There are not many cultural techniques that squirrels, dogs and humans have in common – except: digging holes in the ground. Squirrels dig thousands of hiding places every year for nuts, cones and berries. Most of them will never be found again. Dogs almost exclusively bury bones, while humans bury almost everything: precious metals, treasure maps, other people (mostly dead ones).

Underground hiding places are popular with criminals and terrorists so that their activities remain undetected for as long as possible. It’s just stupid when, like squirrels, they forget their own hiding places. As in the case of the suspected Hamas fighters who have now been arrested. According to the federal prosecutor’s office, one of the defendants has been involved for almost a year in locating an earth depot with weapons in Europe that Hamas had previously set up there.

In archeology, everything that is hoarded underground (and will eventually be unearthed) has its own name: deposit finds. Over the millennia, a lot has accumulated at our feet, even if it is not always visible, and it becomes scary when the newspaper talks about mushroom pickers and forest walkers who find the buried remains of unnaturally deceased people in the wilderness.

It’s not always about corpses, often enough about cool secret agent stuff or weapons. In the last six years alone, half a dozen earth depots were discovered across Germany in which Kalashnikovs, ammunition or barrels of chemicals for making bombs were stowed:

In 2017, a special detachment of the Brandenburg police stormed a Reich citizens’ property in Rietz-Neuendorf and found masses of ammunition, an Imperial war flag and an ID card from the Empire of Prussia that never existed in an earth depot.

In 2016, the police found a cache of materials for building Molotov cocktails, bullets and claw feet buried by coal opponents in the Hambach Forest.
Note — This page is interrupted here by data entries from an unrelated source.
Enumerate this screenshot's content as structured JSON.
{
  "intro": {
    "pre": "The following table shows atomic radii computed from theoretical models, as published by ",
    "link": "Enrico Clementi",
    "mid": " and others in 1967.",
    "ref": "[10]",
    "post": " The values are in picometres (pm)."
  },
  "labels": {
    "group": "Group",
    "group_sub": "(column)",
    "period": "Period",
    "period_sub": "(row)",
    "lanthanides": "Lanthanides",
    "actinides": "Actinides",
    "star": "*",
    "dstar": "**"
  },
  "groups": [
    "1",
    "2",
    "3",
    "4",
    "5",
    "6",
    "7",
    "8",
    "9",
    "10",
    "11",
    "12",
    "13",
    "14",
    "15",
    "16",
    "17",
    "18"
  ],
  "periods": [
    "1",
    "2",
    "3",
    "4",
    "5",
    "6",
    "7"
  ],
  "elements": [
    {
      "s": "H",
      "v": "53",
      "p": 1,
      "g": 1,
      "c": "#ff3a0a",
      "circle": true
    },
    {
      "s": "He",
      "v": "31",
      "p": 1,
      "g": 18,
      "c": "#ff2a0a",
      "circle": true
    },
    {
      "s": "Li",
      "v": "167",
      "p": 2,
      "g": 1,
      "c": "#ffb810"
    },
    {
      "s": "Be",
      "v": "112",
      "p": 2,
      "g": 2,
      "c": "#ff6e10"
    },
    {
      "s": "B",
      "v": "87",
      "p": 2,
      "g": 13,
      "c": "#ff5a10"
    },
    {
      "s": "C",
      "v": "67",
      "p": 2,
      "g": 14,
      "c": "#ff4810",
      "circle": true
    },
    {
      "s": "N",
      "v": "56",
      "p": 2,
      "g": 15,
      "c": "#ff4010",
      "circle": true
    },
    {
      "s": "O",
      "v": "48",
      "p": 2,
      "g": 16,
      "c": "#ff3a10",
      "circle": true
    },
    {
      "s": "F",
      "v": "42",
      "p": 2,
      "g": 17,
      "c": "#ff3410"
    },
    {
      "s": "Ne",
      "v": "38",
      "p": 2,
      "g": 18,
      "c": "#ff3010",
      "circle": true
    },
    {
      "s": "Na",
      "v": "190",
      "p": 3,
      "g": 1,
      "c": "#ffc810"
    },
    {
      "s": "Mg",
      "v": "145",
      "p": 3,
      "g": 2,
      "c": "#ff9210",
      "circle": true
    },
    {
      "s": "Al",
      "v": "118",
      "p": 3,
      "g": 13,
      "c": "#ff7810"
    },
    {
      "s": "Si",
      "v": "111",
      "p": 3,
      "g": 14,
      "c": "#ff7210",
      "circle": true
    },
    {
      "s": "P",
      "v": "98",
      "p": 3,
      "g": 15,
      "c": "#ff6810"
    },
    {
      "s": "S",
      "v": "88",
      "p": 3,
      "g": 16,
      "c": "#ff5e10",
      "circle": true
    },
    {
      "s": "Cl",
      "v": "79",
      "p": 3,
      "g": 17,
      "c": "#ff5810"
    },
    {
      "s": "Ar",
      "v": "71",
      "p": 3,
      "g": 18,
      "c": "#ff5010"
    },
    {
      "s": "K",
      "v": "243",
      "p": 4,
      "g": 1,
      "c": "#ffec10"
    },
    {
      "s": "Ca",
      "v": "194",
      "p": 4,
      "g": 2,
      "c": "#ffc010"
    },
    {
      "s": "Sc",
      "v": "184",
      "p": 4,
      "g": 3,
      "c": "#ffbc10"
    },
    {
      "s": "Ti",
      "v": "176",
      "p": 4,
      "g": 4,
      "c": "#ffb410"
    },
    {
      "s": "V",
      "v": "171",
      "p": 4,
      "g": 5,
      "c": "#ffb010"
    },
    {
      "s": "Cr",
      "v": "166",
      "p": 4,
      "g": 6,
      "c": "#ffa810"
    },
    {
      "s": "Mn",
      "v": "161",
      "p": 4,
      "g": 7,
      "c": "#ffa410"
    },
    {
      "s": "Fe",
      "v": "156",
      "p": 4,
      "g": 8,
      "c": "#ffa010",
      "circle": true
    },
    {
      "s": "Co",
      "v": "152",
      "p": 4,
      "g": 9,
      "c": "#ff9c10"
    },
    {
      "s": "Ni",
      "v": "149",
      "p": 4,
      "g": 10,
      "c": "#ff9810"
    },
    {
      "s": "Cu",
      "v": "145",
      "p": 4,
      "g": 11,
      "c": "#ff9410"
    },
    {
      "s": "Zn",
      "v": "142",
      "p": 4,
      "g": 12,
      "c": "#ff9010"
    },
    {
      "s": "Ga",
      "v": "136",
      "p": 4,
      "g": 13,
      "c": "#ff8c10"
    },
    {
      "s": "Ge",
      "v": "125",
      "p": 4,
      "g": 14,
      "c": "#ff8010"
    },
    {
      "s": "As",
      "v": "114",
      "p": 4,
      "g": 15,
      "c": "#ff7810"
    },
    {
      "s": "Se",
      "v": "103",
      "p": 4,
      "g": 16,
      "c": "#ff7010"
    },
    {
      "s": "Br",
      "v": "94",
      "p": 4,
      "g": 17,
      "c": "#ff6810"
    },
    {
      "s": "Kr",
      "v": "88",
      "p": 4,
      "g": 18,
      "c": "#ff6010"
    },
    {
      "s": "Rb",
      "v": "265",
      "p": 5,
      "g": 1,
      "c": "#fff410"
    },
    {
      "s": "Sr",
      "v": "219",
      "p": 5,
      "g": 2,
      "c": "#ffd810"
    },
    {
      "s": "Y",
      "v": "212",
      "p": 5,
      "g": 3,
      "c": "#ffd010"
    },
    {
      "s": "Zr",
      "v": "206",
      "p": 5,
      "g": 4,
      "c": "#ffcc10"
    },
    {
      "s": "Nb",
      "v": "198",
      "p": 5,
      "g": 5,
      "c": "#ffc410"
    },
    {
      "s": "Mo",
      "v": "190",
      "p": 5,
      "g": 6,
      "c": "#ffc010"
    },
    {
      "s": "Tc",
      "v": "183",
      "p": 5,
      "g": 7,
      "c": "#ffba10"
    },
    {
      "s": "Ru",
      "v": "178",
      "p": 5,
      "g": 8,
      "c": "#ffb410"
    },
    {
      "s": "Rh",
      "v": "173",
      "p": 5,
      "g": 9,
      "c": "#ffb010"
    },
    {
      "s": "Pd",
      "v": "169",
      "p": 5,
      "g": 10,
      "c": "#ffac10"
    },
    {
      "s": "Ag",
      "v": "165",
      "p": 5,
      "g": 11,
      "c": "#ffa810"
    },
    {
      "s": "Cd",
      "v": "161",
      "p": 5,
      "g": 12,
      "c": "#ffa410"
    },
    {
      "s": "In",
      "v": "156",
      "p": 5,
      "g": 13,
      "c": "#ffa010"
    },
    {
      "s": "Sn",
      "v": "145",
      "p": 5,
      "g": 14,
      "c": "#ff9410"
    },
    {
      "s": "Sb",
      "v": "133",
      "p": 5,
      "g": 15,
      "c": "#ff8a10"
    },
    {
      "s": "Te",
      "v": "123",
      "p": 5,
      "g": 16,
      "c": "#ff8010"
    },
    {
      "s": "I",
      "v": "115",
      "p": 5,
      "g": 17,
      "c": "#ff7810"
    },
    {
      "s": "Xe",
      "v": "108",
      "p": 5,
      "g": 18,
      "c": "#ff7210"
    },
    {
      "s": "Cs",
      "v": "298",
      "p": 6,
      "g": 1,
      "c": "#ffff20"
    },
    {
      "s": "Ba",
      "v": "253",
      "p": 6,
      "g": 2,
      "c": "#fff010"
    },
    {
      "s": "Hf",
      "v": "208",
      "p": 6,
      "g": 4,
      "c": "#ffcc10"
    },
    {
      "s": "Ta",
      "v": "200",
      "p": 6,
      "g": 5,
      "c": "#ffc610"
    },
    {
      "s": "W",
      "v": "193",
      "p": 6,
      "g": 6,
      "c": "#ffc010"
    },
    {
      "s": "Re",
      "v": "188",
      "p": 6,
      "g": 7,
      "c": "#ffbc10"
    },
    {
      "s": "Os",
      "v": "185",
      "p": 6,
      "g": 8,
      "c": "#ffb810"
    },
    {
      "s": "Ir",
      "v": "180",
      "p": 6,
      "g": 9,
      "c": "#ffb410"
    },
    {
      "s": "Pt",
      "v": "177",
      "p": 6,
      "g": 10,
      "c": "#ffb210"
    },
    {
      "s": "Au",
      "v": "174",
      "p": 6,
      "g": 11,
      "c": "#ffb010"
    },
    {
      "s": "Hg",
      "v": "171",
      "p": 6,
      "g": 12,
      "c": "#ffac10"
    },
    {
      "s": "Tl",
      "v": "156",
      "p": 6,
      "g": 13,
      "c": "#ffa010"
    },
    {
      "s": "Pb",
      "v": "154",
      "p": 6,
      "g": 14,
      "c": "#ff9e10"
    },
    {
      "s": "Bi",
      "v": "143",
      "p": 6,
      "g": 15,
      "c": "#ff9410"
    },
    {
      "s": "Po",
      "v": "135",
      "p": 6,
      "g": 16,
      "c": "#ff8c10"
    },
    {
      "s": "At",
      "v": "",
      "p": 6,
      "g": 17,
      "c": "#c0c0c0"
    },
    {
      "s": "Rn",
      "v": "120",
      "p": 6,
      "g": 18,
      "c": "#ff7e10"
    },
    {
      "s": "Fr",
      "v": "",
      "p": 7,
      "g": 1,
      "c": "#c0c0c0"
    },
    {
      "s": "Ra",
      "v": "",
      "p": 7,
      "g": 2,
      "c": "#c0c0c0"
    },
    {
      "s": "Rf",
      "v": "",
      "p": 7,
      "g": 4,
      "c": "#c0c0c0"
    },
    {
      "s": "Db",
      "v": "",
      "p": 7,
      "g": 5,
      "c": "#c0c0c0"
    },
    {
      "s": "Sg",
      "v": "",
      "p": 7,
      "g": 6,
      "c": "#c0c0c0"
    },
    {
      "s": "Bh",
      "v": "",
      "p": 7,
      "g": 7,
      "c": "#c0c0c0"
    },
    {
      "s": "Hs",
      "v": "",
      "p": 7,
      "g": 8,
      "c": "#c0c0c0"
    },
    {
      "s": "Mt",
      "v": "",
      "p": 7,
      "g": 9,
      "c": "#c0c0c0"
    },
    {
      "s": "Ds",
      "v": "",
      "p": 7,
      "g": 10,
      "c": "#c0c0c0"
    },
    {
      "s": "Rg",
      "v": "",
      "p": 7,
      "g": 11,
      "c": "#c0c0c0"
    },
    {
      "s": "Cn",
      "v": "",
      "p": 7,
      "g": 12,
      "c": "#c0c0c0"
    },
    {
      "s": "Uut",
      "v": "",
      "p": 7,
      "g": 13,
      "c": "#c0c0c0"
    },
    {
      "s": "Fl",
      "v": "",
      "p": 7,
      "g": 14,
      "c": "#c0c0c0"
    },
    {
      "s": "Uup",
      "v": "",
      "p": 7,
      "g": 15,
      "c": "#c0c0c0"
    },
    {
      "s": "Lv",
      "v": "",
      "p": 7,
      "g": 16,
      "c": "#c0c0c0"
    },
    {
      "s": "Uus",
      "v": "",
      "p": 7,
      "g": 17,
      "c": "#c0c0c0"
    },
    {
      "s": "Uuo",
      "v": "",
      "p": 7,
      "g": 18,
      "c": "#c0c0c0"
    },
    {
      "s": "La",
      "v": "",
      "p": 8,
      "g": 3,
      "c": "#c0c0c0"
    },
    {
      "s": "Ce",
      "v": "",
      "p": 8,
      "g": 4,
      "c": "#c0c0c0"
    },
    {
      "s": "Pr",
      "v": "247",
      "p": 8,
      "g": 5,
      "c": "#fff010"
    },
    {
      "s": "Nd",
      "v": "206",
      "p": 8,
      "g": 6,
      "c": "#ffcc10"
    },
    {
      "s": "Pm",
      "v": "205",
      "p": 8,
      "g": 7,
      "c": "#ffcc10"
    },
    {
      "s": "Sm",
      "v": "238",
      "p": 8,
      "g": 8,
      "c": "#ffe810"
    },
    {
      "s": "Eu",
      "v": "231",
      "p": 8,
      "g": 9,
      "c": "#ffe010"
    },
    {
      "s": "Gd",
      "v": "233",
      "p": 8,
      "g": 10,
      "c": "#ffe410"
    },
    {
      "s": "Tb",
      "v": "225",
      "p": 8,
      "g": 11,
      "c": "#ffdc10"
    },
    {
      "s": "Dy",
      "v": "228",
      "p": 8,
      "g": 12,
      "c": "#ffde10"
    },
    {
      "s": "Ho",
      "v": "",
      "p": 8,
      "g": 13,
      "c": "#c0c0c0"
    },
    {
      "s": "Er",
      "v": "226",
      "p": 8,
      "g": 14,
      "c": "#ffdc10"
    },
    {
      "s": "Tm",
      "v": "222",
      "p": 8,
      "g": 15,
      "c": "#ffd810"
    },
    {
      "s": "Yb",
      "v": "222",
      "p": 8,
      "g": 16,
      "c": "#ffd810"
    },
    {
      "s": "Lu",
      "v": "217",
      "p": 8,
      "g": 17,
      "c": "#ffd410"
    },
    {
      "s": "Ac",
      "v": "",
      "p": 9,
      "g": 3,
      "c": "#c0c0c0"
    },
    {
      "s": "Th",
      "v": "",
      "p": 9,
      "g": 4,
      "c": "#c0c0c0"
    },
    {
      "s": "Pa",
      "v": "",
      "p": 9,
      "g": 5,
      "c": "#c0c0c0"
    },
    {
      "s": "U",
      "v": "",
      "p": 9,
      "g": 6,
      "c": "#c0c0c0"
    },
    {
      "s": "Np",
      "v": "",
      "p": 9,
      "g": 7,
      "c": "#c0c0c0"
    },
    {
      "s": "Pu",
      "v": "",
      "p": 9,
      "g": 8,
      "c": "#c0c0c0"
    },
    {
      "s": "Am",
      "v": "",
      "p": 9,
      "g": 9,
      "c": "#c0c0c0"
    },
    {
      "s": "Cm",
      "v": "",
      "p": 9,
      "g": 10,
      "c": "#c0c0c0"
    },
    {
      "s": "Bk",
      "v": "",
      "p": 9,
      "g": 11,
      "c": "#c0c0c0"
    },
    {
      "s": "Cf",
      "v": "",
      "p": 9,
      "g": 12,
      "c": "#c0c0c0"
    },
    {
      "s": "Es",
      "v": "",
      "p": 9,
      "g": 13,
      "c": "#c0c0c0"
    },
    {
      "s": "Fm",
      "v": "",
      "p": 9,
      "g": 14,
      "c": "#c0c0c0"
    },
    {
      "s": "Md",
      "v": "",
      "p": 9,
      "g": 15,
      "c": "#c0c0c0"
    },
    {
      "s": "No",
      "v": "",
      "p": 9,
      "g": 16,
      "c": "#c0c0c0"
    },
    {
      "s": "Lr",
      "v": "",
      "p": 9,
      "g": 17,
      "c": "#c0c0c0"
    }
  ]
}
Also in 2016, an arms trafficking ring on the Darknet was exposed. They hid their goods in a forest at the Cologne-Ost motorway junction: including Polish MPs and old Luger pistols.

At the end of 2020 and beginning of 2021, walkers discovered two underground hiding places within a short period of time. Near Hagen am Teutoburg Forest (Lower Saxony), a meticulously constructed hole in the ground was found in which an AK47 wrapped in foil and 1,430 cartridges were stored. Shortly before, forest workers south of Hamburg came across a plastic bin containing writings and bomb-making instructions from the “Revolutionary Cells”, a left-wing extremist terrorist group from the 1970s.

Their terrorist colleagues from the Red Army Faction have been particularly busy working on the ground. They covered the country with countless holes and thus organized their fight against the Federal Republic. The underground hiding places had coded names such as “Altes Matsch” (near Gravenbruch), “Neues He Dep” (near Aschaffenburg), “Artist” (near Marburg) or “5-room apartment” (near Heidelberg).

Thanks to a mushroom collector’s discovery in the early 1980s (or a tip from RAF terrorist Verena Becker), the police were able to decipher the location of the depots and all they had to do was lie in wait for the people they were looking for. In November 1982, south of Frankfurt, the leading RAF figures Brigitte Mohnhaupt and Adelheid Schulz came into her network. A little later also Christian Klar.

In the months that followed, officials dug up hiding place after hiding place. What were found were rifles and pistols, cash from bank robberies, fake IDs and, once, a tape recording of an “interrogation” of the employer president Hanns Martin Schleyer, who was kidnapped and murdered in 1977. The weapon with which he was shot was buried just like the murder weapon of banker Jürgen Pontos. Although many RAF terrorists have now served their sentences and are willing to provide information, it is unclear how many of their holes in the ground still exist undiscovered in German forests.

The Cold War and the Nazis also left their mark on the earth: in 2020, the open-cast brown coal mine in the Hambacher Forest uncovered an agent radio in an airtight aluminum container with Cyrillic characters. According to the Military Counterintelligence Service, something like this was used by the Soviet secret service GRU or the GDR State Security.

One of the most famous and valuable earth deposits was probably in the Bavarian Alps. When Nazi rule was coming to an end in the spring of 1945, the Reichsbank leadership wanted to keep as much assets as possible “safe” from the advancing Allies. Parts of the gold reserves are hidden in a potash mine in Thuringia, bags with more gold and foreign currency (including 2.3 million US dollars) are buried at Klausenkopf near Walchensee, northeast of Garmisch-Patenkirchen. Throughout the area, mountain troops had hidden the remaining assets of the empire and turned them into one treasure chest.

To this day, it is not entirely clear where the Nazi treasure was hidden, whether it has completely resurfaced and who has eaten it over the years. But the secrets hidden in plain sight have always fascinated people – regardless of whether the good guys or the bad guys are behind them. And in the best stories, looking for them is better than finding them.